Dans la foulée de son premier recueil, Aujourd’hui, demain et après, Andrevon publie chez Denoël une compilation de nouvelles qui s’articule en deux séquences. La première, « Ce qui vient du dehors », rassemble des textes qui déclinent des thèmes classiques de la SF, des œuvres plutôt sous influence, et qui ne sont pas nécessairement les plus personnelles. « Heureusement Ulla » traite de l’intrusion d’une entité extra terrestre dans les corps humains ; « A moi les étoiles ! » de l’utilisation par d’autres espèces galactiques des humains pour piloter des vaisseaux, non sans une ironie grinçante (du Lovecraft joyeux, en somme) ; « Le caillou de Mars » décrit une épidémie mystérieuse qui fait disparaître la moitié de l’humanité à partir d’un rocher ramené de Mars, l’agonie du personnage principal se faisant poignante. Le style d’Andrevon est ici plus marqué, tout comme dans « Impossible amour », ou le fossé de plus en plus profond qui se creuse entre un homme et son aimée, mutante en devenir. Enfin, « Observation des quadragnes » fait d’un couple un sujet d’expériences et d’expérimentations en laboratoire extra terrestre, non sans humour, une manière de relativiser la place de l’espèce humaine.

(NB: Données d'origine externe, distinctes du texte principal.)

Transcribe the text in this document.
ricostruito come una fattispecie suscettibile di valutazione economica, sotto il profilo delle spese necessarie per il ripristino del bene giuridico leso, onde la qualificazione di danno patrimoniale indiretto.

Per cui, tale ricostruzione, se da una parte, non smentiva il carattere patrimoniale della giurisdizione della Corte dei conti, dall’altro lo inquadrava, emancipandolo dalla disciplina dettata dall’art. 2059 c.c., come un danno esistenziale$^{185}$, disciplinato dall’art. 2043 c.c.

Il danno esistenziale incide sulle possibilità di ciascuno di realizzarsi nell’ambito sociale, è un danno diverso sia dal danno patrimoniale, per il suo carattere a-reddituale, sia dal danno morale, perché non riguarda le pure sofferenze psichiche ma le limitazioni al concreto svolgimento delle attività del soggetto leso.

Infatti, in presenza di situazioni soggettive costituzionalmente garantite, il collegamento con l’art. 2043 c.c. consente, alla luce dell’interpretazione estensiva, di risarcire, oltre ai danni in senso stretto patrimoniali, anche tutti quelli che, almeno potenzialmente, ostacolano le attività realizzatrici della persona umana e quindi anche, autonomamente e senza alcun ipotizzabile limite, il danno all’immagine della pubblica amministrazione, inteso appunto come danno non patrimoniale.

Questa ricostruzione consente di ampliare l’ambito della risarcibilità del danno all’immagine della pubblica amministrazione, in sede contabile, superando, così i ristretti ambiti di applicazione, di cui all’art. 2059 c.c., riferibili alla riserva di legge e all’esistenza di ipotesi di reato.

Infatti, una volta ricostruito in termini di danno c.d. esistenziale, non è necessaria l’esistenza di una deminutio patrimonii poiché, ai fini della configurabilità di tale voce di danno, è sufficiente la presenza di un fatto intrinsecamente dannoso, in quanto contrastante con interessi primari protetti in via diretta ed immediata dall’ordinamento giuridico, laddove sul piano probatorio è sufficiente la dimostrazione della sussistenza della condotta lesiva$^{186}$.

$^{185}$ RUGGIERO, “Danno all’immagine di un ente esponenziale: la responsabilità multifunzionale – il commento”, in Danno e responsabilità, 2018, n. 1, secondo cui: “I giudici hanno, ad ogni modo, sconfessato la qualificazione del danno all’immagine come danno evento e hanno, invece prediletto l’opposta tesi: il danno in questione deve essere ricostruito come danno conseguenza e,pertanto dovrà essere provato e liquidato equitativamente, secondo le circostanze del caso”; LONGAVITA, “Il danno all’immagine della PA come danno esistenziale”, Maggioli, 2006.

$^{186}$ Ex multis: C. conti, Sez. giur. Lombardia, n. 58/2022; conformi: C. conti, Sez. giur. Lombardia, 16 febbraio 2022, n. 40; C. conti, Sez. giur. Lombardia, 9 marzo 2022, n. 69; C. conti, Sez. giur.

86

La seconde partie du livre, intitulée « Ce qui vient du dedans », se révèle plus ancrée dans la réalité politique de l’après 68. « Dans les mines de Mars » imagine ainsi l’utilisation, par le gouvernement des Etats-Unis, de supposées ressources martiennes en matières premières pour poursuivre plus encore la croissance industrielle ; cela permet également de faire travailler les chômeurs, nombreux depuis les fermetures d’usines d’armement, en réduisant leurs droits et en se débarrassant au passage des divers agitateurs syndicaux ou gauchistes ; la chute de la nouvelle révèle pleinement l’aspect autoritaire, voire fasciste, de l’entreprise, destinée à enrayer tout essor d’un mouvement populaire potentiellement révolutionnaire... « Halte à Broux », à travers la désertion de quelques soldats français dans un village isolé du sud de la France, et sur fond d’affrontement soviéto-étatsunien, dénonce surtout l’embrigadement militaire et son entreprise de décervellement, d’abrutissement. Sur un registre finalement assez proche, « Les fourmis », dans le même cadre d’un affrontement entre les blocs, décrit l’extermination des cent millions de prisonniers d’une armée chinoise battue par l’occident avec envoi de bombes atomiques, une manière d’éviter d’organiser la subsistance de tant de personnes ; l’individu qui se charge de cette mise à mort rentre tranquillement chez lui pour continuer sa vie paisible, simple rouage d’une machine sur laquelle il rejette toute responsabilité : une mise en accusation qui nous concerne quasiment tous, à des degrés divers.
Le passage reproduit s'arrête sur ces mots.